Stallman is the founder of the Free Software Foundation and initiated development of the Unix-like GNU operating system.
In a blog post today, he expressed concerns over Valve bringing its Steam client to Linux and potentially other free operating systems.
"I suppose that availability of popular non-free programs on GNU/Linux can boost adoption of the system," Stallman said.
"However, our goal goes beyond making this system a 'success'; its purpose is to bring freedom to the users. Thus, the question is how this development affects users' freedom."
'Free' in this case has nothing to do with monetary cost, but instead refers to a user's ability to alter and reproduce code.
Steam employs digital rights management (DRM) to protect its games against piracy; however, the practice can also limit a user's ability to alter, modify or reproduce code from the games.
"Non-free game programs (like other non-free programs) are unethical because they deny freedom to their users. (Game art is a different issue, because it isn't software.) If you want freedom, one requisite for it is not having nonfree programs on your computer.
"However, if you're going to use these games, you're better off using them on GNU/Linux rather than on Microsoft Windows. At least you avoid the harm to your freedom that Windows would do," he continues.

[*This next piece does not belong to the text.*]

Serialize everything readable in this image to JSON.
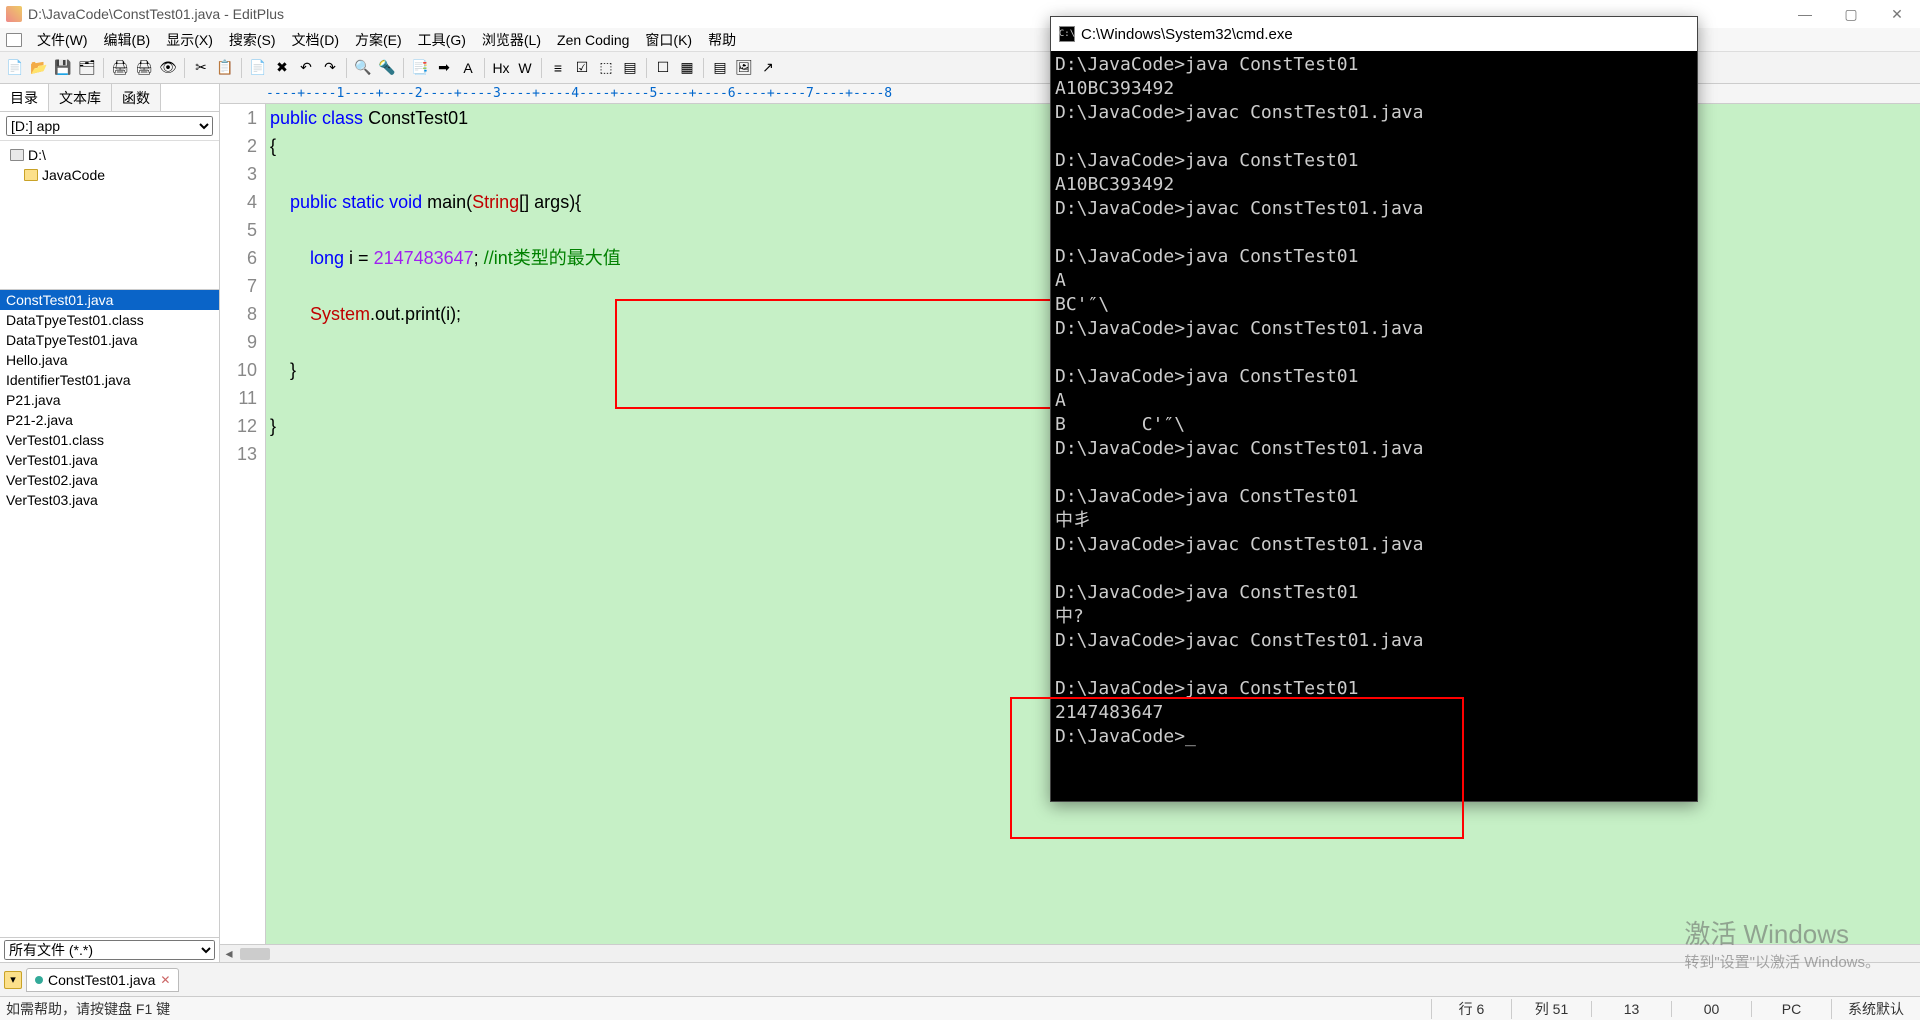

"Thus, in direct practical terms, this development can do both harm and good. It might encourage GNU/Linux users to install these games, and it might encourage users of the games to replace Windows with GNU/Linux. My guess is that the direct good effect will be bigger than the direct harm."
Despite the potential positive effect Steam could have on Linux, Stallman is still cautious in his support - the primary concern being that the availability of non-free software on the operating system will alter the development community and dilute the purpose of open-source software.
Stallman's criticisms come a week after Valve head Gabe Newell reiterated the company's plans to bring Steam to Linux, during which he calling Windows 8 a "catastrophe" in the process.